RNA-Seq is a next-generation sequencing (NGS) application that analyzes the transcriptome, or every transcript being expressed at a given point in time. Gene expression analysis allow the comparison between two conditions, such as healthy and diseased states. RNA-Seq can also be used quantitatively to determine absolute quantity of each transcript.
A typical RNA-Seq experimental workflow involves the isolation of RNA from samples of interest, generation of sequencing libraries, and use of a high-throughput sequencer to produce hundreds of millions of short single or paired-end reads. There are several variations of the experimental protocol:
mRNA-Seq vs. Whole Transcriptome
Researchers are usually interested in the expression of mRNA, but up to 95% of cellular RNA is rRNA. To avoid wasting reads on rRNA, you can use a selection or a depletion approach.
For mRNA-Seq, polyA+ RNAs are selected using oligo-dT beads. This excludes rRNAs, most smRNAs, some mRNAs that are not polyadenylated (e.g. histone mRNAs), and nascent mRNAs that have not been fully processed and polyadenylated.
Alternatively, for whole transcriptome sequencing, rRNAs can be removed by hybridization to rRNA-specific LNA probes with kits like Ribo-minus/Ribo-zero. This is less efficient, but keeps other RNAs, including unprocessed RNAs in the mixture. some non-mRNA and mRNAs that have not been fully processed (e.g., with introns) appear in the results.
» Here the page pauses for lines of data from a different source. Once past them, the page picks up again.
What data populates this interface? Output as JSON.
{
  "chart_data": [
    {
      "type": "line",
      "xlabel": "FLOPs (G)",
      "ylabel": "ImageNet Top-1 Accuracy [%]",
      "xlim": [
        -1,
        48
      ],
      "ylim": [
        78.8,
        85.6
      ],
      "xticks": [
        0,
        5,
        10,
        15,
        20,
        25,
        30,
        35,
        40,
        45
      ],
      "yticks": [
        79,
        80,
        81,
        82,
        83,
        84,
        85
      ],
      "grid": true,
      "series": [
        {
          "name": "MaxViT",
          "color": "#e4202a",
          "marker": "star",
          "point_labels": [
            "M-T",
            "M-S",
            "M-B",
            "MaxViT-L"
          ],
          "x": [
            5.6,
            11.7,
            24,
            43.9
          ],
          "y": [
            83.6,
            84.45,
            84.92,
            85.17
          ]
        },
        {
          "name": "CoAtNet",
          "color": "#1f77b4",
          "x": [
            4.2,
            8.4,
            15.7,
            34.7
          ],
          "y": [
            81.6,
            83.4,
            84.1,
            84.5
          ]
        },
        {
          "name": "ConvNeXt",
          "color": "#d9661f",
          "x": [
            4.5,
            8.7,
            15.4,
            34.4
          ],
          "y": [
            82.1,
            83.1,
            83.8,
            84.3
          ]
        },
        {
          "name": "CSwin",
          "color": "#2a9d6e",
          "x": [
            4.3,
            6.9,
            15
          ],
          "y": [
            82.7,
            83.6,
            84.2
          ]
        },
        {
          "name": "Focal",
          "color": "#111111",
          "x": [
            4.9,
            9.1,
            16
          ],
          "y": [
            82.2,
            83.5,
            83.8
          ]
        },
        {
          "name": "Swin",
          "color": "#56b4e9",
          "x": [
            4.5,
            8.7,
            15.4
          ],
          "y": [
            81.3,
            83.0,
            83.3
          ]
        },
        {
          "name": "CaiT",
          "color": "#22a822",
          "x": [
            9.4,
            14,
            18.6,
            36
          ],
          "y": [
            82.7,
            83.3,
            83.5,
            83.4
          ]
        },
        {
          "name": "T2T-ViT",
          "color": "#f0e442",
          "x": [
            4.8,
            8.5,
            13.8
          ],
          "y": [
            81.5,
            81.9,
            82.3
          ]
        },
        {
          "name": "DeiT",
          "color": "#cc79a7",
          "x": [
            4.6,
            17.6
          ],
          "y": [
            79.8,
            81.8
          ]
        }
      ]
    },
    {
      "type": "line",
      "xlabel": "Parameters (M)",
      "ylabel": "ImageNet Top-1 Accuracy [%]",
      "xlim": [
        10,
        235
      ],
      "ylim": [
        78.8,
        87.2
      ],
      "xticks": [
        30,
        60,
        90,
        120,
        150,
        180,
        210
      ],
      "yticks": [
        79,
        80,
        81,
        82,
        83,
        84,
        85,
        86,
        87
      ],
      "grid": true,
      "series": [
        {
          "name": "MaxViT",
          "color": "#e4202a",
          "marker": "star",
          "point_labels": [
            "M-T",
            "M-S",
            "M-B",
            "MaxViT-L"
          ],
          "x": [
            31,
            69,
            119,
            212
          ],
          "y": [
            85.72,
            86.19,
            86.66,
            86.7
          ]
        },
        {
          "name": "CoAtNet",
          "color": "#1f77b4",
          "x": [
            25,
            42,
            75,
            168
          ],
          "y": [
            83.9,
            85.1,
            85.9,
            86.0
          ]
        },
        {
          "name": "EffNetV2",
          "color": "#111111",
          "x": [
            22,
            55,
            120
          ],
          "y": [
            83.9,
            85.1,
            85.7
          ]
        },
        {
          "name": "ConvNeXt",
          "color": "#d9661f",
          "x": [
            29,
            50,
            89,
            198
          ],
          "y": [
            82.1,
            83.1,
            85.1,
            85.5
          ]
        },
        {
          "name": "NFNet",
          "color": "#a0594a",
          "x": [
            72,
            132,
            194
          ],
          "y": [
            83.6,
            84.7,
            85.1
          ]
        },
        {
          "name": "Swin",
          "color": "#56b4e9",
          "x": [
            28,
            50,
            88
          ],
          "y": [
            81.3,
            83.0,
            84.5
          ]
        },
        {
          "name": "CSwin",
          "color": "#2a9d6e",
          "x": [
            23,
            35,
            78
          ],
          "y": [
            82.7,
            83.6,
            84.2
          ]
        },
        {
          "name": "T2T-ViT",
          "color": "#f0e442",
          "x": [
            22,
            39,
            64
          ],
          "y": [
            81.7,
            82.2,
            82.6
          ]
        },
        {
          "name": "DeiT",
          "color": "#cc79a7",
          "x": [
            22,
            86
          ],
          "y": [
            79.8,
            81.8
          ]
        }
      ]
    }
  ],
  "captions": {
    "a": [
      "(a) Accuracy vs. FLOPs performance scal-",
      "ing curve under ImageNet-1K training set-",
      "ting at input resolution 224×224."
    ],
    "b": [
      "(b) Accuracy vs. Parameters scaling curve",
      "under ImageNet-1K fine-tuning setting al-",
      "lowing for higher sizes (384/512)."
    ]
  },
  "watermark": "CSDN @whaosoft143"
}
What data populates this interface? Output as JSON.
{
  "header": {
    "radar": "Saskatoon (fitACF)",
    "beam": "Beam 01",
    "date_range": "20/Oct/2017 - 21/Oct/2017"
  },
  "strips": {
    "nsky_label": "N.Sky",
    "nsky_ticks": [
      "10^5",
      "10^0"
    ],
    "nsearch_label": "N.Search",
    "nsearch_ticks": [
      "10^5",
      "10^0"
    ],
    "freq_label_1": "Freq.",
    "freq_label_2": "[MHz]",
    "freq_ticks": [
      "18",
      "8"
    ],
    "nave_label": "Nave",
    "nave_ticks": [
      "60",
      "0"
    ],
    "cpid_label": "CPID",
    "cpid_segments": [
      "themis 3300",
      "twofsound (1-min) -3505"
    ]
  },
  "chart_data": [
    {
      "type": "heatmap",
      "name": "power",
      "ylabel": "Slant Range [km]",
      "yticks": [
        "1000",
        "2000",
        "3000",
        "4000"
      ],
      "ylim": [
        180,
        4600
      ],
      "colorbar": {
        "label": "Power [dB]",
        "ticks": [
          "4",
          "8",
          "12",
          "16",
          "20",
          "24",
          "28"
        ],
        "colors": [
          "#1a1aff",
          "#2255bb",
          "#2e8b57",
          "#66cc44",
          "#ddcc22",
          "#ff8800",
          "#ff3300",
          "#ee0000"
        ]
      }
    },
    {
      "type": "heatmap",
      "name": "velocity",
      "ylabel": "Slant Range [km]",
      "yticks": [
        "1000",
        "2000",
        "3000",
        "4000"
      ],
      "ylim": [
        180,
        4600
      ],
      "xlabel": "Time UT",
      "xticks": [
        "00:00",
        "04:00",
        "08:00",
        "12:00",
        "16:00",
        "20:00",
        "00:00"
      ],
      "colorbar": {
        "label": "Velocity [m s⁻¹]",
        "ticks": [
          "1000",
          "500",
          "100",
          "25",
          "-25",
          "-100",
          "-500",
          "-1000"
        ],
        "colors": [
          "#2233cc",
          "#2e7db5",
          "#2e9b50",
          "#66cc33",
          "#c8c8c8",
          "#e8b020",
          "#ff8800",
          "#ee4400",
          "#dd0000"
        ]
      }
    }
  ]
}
Strand-Specific (aka dUTP) vs. Non-Strand-Specific
To distinguish sense and antisense expression, the dUTP method is used to determine the strand from which the signal comes in RNA-Seq. With this method, the reads will map to the strand opposite to the RNA. Another strand-specific method is based on Smarter approach from Takara. In this case, reads are mapped to the same strand as the RNA.
SciDAP is a no-code bioinformatics platform that enables biologists to analyze NGS-based data without a bioinformatician. It has built-in RNA-Seq pipelines based on open-source workflows, such as DESeq for differential gene expression and pipelines optimized for the dUTP method.
Starting with FASTQ files, analysis of RNA-Seq data begins with raw data quality control (QC) and read trimming followed by alignment of reads against a reference genome or transcriptome with RNA-STAR. Specific algorithms are applied for downstream analysis such as expression estimation, transcript isoform discovery, differential expression with DESeq or DESeq2 , GSEA analysis and other applications. Analysis ends with summarization and visualization of results.